I will share with you what worked very very well for these two horses, but none of these were affected by Cushing, so the treatment must be approved here before you try if you like to.
The hooves had bad cracks (Lavinia and Dr. K know) and huge hoof rings along the hoof wall. The coronary bands were very descamative and inflammed. The heel bulbs and frogs were absolutely rotten and smelling horrible.
We applied Panolog daily over the clean tissue, this included the coronary band all around, and every crevice within the rotten frog and heel bulbs, also the central sulcus. This was done twice per day during the first week, then once daily.

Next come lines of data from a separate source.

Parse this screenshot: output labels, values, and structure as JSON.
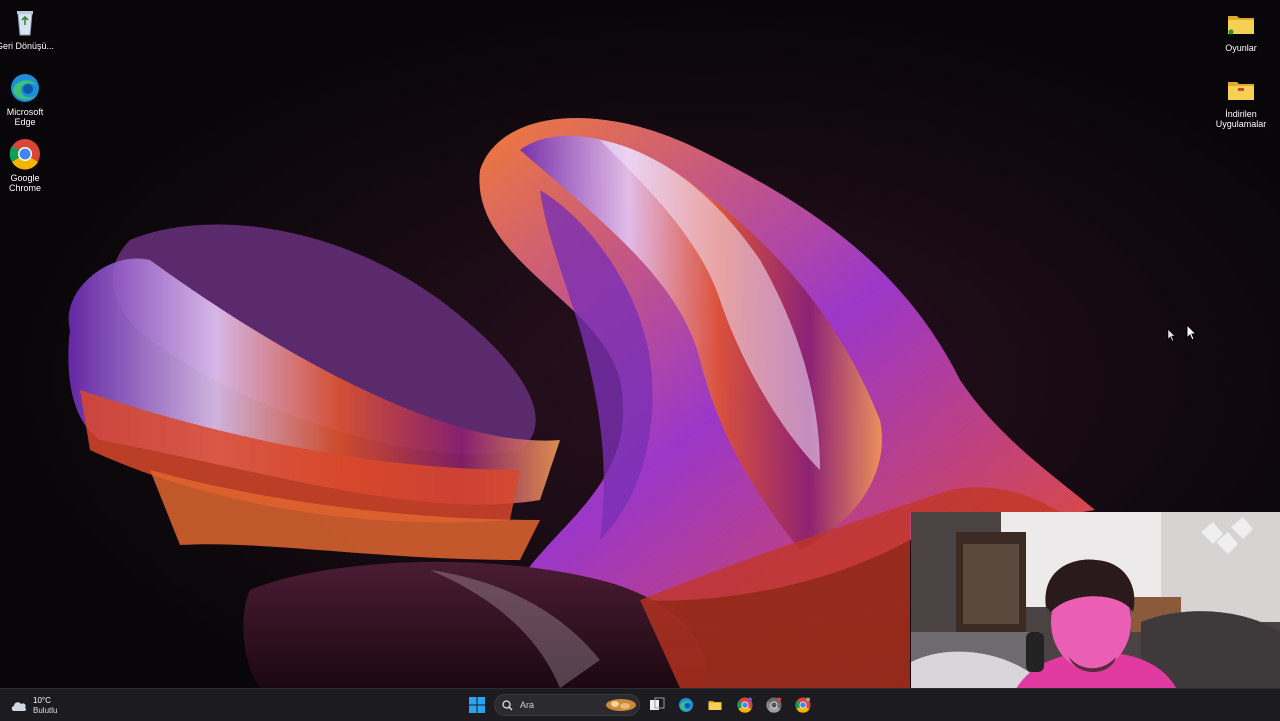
{
  "desktop": {
    "icons_left": [
      {
        "id": "recycle-bin",
        "label": "Geri Dönüşü...",
        "icon": "recycle-bin-icon"
      },
      {
        "id": "microsoft-edge",
        "label": "Microsoft Edge",
        "icon": "edge-icon"
      },
      {
        "id": "google-chrome",
        "label": "Google Chrome",
        "icon": "chrome-icon"
      }
    ],
    "icons_right": [
      {
        "id": "oyunlar",
        "label": "Oyunlar",
        "icon": "folder-icon"
      },
      {
        "id": "indirilen-uygulamalar",
        "label": "İndirilen Uygulamalar",
        "icon": "folder-icon"
      }
    ]
  },
  "taskbar": {
    "weather": {
      "temp": "10°C",
      "condition": "Bulutlu",
      "icon": "cloud-icon"
    },
    "search_placeholder": "Ara",
    "apps": [
      {
        "name": "task-view",
        "icon": "task-view-icon"
      },
      {
        "name": "edge",
        "icon": "edge-icon"
      },
      {
        "name": "file-explorer",
        "icon": "folder-icon"
      },
      {
        "name": "chrome-1",
        "icon": "chrome-icon"
      },
      {
        "name": "chrome-2",
        "icon": "chrome-icon"
      },
      {
        "name": "chrome-3",
        "icon": "chrome-icon"
      }
    ]
  },
  "colors": {
    "taskbar": "#1c1b1f",
    "background": "#080608",
    "folder": "#f2c84b",
    "webcam_light": "#e0399f"
  }
}
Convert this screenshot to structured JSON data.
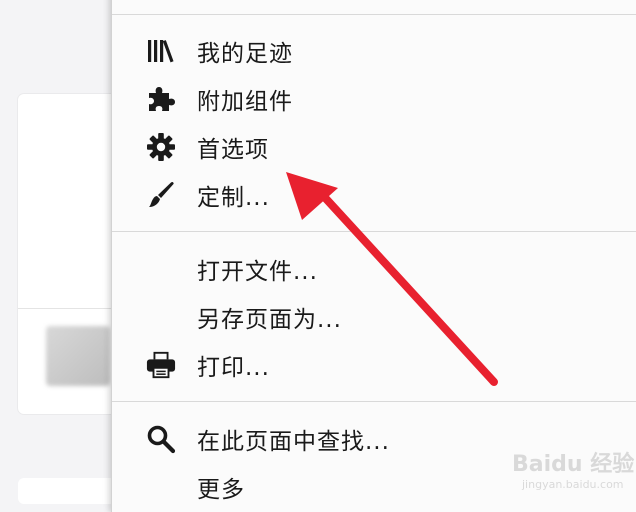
{
  "menu": {
    "items": [
      {
        "label": "我的足迹",
        "icon": "library-icon"
      },
      {
        "label": "附加组件",
        "icon": "puzzle-piece-icon"
      },
      {
        "label": "首选项",
        "icon": "gear-icon"
      },
      {
        "label": "定制...",
        "icon": "paintbrush-icon"
      },
      {
        "label": "打开文件...",
        "icon": ""
      },
      {
        "label": "另存页面为...",
        "icon": ""
      },
      {
        "label": "打印...",
        "icon": "printer-icon"
      },
      {
        "label": "在此页面中查找...",
        "icon": "search-icon"
      },
      {
        "label": "更多",
        "icon": ""
      }
    ]
  },
  "annotation": {
    "arrow_color": "#e8212f"
  },
  "watermark": {
    "text": "Baidu 经验",
    "sub": "jingyan.baidu.com"
  }
}
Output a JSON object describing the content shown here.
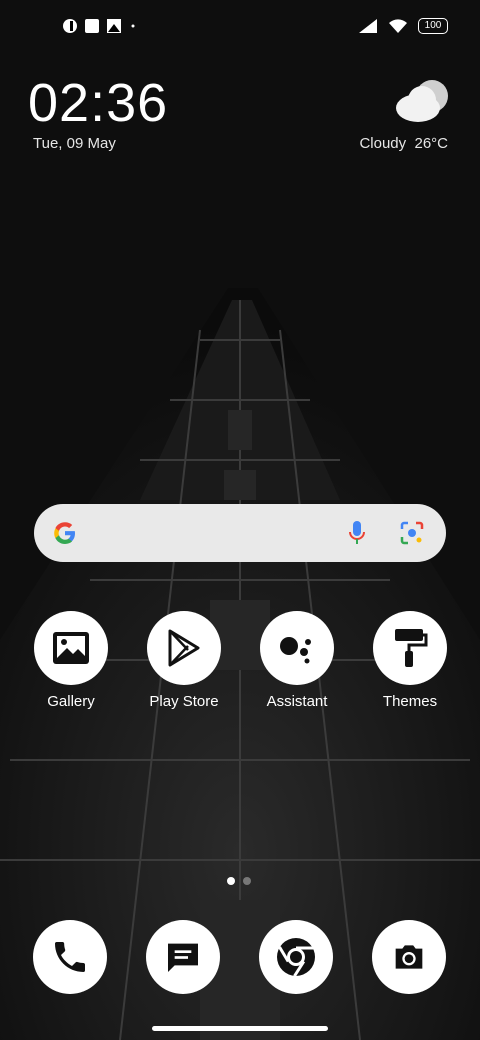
{
  "status_bar": {
    "notification_icons": [
      "notification-app-icon",
      "square-icon",
      "image-icon",
      "dot-icon"
    ],
    "system_icons": [
      "signal-icon",
      "wifi-icon",
      "battery-icon"
    ],
    "battery_level": "100"
  },
  "clock_widget": {
    "time": "02:36",
    "date": "Tue, 09 May"
  },
  "weather_widget": {
    "condition": "Cloudy",
    "temperature": "26°C",
    "icon": "cloud-icon"
  },
  "search_bar": {
    "icons": [
      "google-logo-icon",
      "microphone-icon",
      "lens-icon"
    ]
  },
  "apps": [
    {
      "label": "Gallery",
      "icon": "gallery-icon"
    },
    {
      "label": "Play Store",
      "icon": "play-store-icon"
    },
    {
      "label": "Assistant",
      "icon": "assistant-icon"
    },
    {
      "label": "Themes",
      "icon": "paint-roller-icon"
    }
  ],
  "page_indicator": {
    "pages": 2,
    "current": 1
  },
  "dock": [
    {
      "icon": "phone-icon"
    },
    {
      "icon": "messages-icon"
    },
    {
      "icon": "chrome-icon"
    },
    {
      "icon": "camera-icon"
    }
  ],
  "colors": {
    "background": "#0d0d0d",
    "icon_circle": "#ffffff",
    "search_bar": "#e9e9e9"
  }
}
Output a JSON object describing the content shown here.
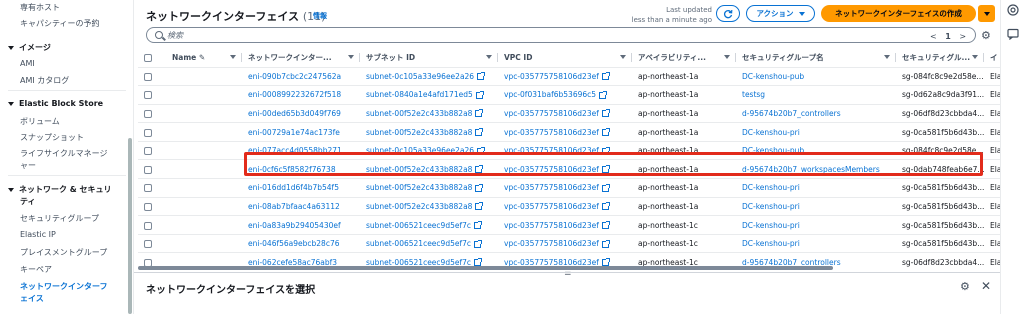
{
  "sidebar": {
    "items_top": [
      "専有ホスト",
      "キャパシティーの予約"
    ],
    "sections": [
      {
        "title": "イメージ",
        "items": [
          "AMI",
          "AMI カタログ"
        ]
      },
      {
        "title": "Elastic Block Store",
        "items": [
          "ボリューム",
          "スナップショット",
          "ライフサイクルマネージ",
          "ャー"
        ]
      },
      {
        "title": "ネットワーク & セキュリ",
        "title2": "ティ",
        "items": [
          "セキュリティグループ",
          "Elastic IP",
          "プレイスメントグループ",
          "キーペア"
        ]
      }
    ],
    "active_item_line1": "ネットワークインターフ",
    "active_item_line2": "ェイス"
  },
  "header": {
    "title": "ネットワークインターフェイス",
    "count": "(11)",
    "info": "情報",
    "last_updated_line1": "Last updated",
    "last_updated_line2": "less than a minute ago",
    "refresh_icon": "refresh-icon",
    "actions_label": "アクション",
    "create_label": "ネットワークインターフェイスの作成"
  },
  "search": {
    "placeholder": "検索",
    "page_prev": "<",
    "page_current": "1",
    "page_next": ">"
  },
  "table": {
    "headers": [
      "Name",
      "ネットワークインター...",
      "サブネット ID",
      "VPC ID",
      "アベイラビリティ...",
      "セキュリティグループ名",
      "セキュリティグル...",
      "イ"
    ],
    "rows": [
      [
        "",
        "eni-090b7cbc2c247562a",
        "subnet-0c105a33e96ee2a26",
        "vpc-035775758106d23ef",
        "ap-northeast-1a",
        "DC-kenshou-pub",
        "sg-084fc8c9e2d58e...",
        "Ela"
      ],
      [
        "",
        "eni-0008992232672f518",
        "subnet-0840a1e4afd171ed5",
        "vpc-0f031baf6b53696c5",
        "ap-northeast-1a",
        "testsg",
        "sg-0d62a8c9da3f91...",
        "Ela"
      ],
      [
        "",
        "eni-00ded65b3d049f769",
        "subnet-00f52e2c433b882a8",
        "vpc-035775758106d23ef",
        "ap-northeast-1a",
        "d-95674b20b7_controllers",
        "sg-06df8d23cbbda4...",
        "Ela"
      ],
      [
        "",
        "eni-00729a1e74ac173fe",
        "subnet-00f52e2c433b882a8",
        "vpc-035775758106d23ef",
        "ap-northeast-1a",
        "DC-kenshou-pri",
        "sg-0ca581f5b6d43b...",
        "Ela"
      ],
      [
        "",
        "eni-077acc4d0558bb271",
        "subnet-0c105a33e96ee2a26",
        "vpc-035775758106d23ef",
        "ap-northeast-1a",
        "DC-kenshou-pub",
        "sg-084fc8c9e2d58e...",
        "Ela"
      ],
      [
        "",
        "eni-0cf6c5f8582f76738",
        "subnet-00f52e2c433b882a8",
        "vpc-035775758106d23ef",
        "ap-northeast-1a",
        "d-95674b20b7_workspacesMembers",
        "sg-0dab748feab6e7...",
        "Ela"
      ],
      [
        "",
        "eni-016dd1d6f4b7b54f5",
        "subnet-00f52e2c433b882a8",
        "vpc-035775758106d23ef",
        "ap-northeast-1a",
        "DC-kenshou-pri",
        "sg-0ca581f5b6d43b...",
        "Ela"
      ],
      [
        "",
        "eni-08ab7bfaac4a63112",
        "subnet-00f52e2c433b882a8",
        "vpc-035775758106d23ef",
        "ap-northeast-1a",
        "DC-kenshou-pri",
        "sg-0ca581f5b6d43b...",
        "Ela"
      ],
      [
        "",
        "eni-0a83a9b29405430ef",
        "subnet-006521ceec9d5ef7c",
        "vpc-035775758106d23ef",
        "ap-northeast-1c",
        "DC-kenshou-pri",
        "sg-0ca581f5b6d43b...",
        "Ela"
      ],
      [
        "",
        "eni-046f56a9ebcb28c76",
        "subnet-006521ceec9d5ef7c",
        "vpc-035775758106d23ef",
        "ap-northeast-1c",
        "DC-kenshou-pri",
        "sg-0ca581f5b6d43b...",
        "Ela"
      ],
      [
        "",
        "eni-062cefe58ac76abf3",
        "subnet-006521ceec9d5ef7c",
        "vpc-035775758106d23ef",
        "ap-northeast-1c",
        "d-95674b20b7_controllers",
        "sg-06df8d23cbbda4...",
        "Ela"
      ]
    ]
  },
  "bottom_panel": {
    "title": "ネットワークインターフェイスを選択",
    "handle": "="
  },
  "colors": {
    "accent": "#0972d3",
    "primary_button": "#ff9900",
    "highlight": "#e22b1b"
  }
}
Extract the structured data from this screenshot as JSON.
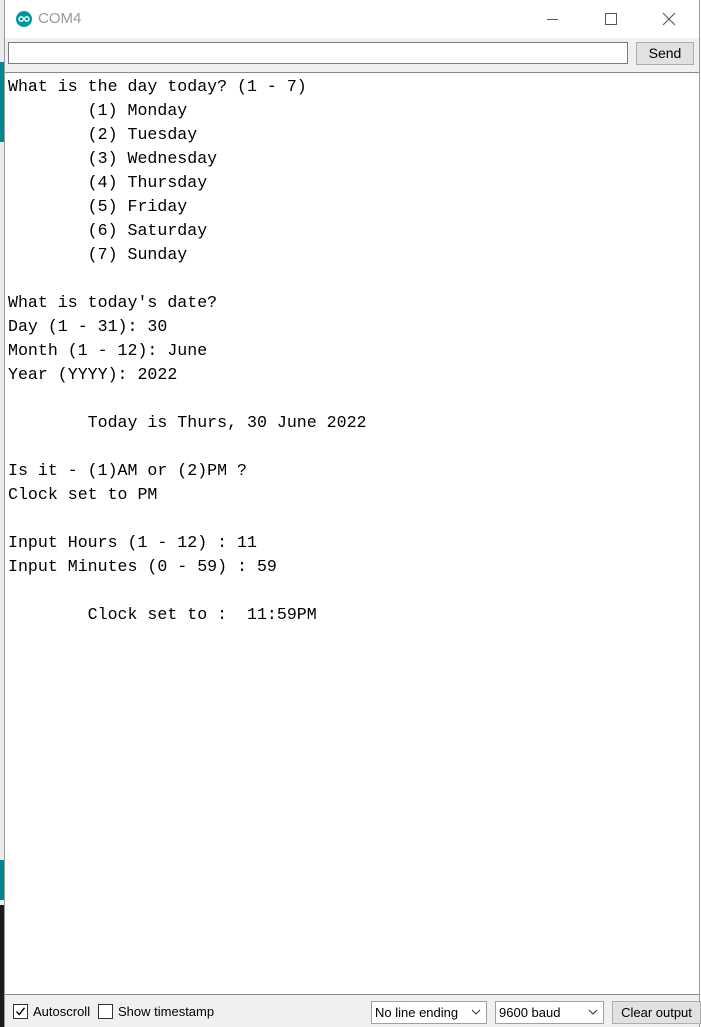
{
  "window": {
    "title": "COM4",
    "icon": "arduino-icon",
    "controls": [
      "minimize-icon",
      "maximize-icon",
      "close-icon"
    ]
  },
  "send_row": {
    "input_value": "",
    "send_label": "Send"
  },
  "output": {
    "lines": [
      "What is the day today? (1 - 7)",
      "        (1) Monday",
      "        (2) Tuesday",
      "        (3) Wednesday",
      "        (4) Thursday",
      "        (5) Friday",
      "        (6) Saturday",
      "        (7) Sunday",
      "",
      "What is today's date?",
      "Day (1 - 31): 30",
      "Month (1 - 12): June",
      "Year (YYYY): 2022",
      "",
      "        Today is Thurs, 30 June 2022",
      "",
      "Is it - (1)AM or (2)PM ?",
      "Clock set to PM",
      "",
      "Input Hours (1 - 12) : 11",
      "Input Minutes (0 - 59) : 59",
      "",
      "        Clock set to :  11:59PM"
    ]
  },
  "bottom_bar": {
    "autoscroll_label": "Autoscroll",
    "autoscroll_checked": true,
    "timestamp_label": "Show timestamp",
    "timestamp_checked": false,
    "line_ending": "No line ending",
    "baud_rate": "9600 baud",
    "clear_label": "Clear output"
  }
}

This is the product just in case you can find something similar https://farmahigiene.es/producto/panolog/
And the composition:
In both cases we noticed quick improvement in the smelly frogs and heel bulbs and the tissues began to heal, but the CBs didn´t improve until much later, we first saw they were less scaly, but inflammation didn´t improve until almost the end of the treatment, just so that you know what was normal for these two horses.
Once the frog and heel bulbs looked like the infection was gone, we kept that with hoof stuff applied twice per week, placing it deep in the central sulcus and colateral grooves. We also applied Field paste in the crevices although they looked fine.
The CB seemed to be fine after a month but was dry, it didn´t look totally normal, but was a different type of skin problem that we associated to the CB being dry.
For this we applied Omnimatrix for rehydration and healing (I love this cream) https://www.petsfarma.es/farmacia-para-perros/omnimatrix-pomada-cicatrizante-para-perros-y-gatos-11492.html?idpa=18793&gclid=Cj0KCQjws4aKBhDPARIsAIWH0JVCvG4Eeo8JOCSQ_AZg6S21iDiaRyOmbVe3l4Z6r7YPPTF3YNZpAoEaAoVPEALw_wcB
Was important too to keep the horses hooves dry and clean, no mud or moist and have a tight schedule of trimming to avoid pressure and stress in the coronary bands.
They are healthy now although we know the episodes can return, but as I said, these horses are not metabolic.
Hope it is of some help and something to try instead of oral corticosteroids.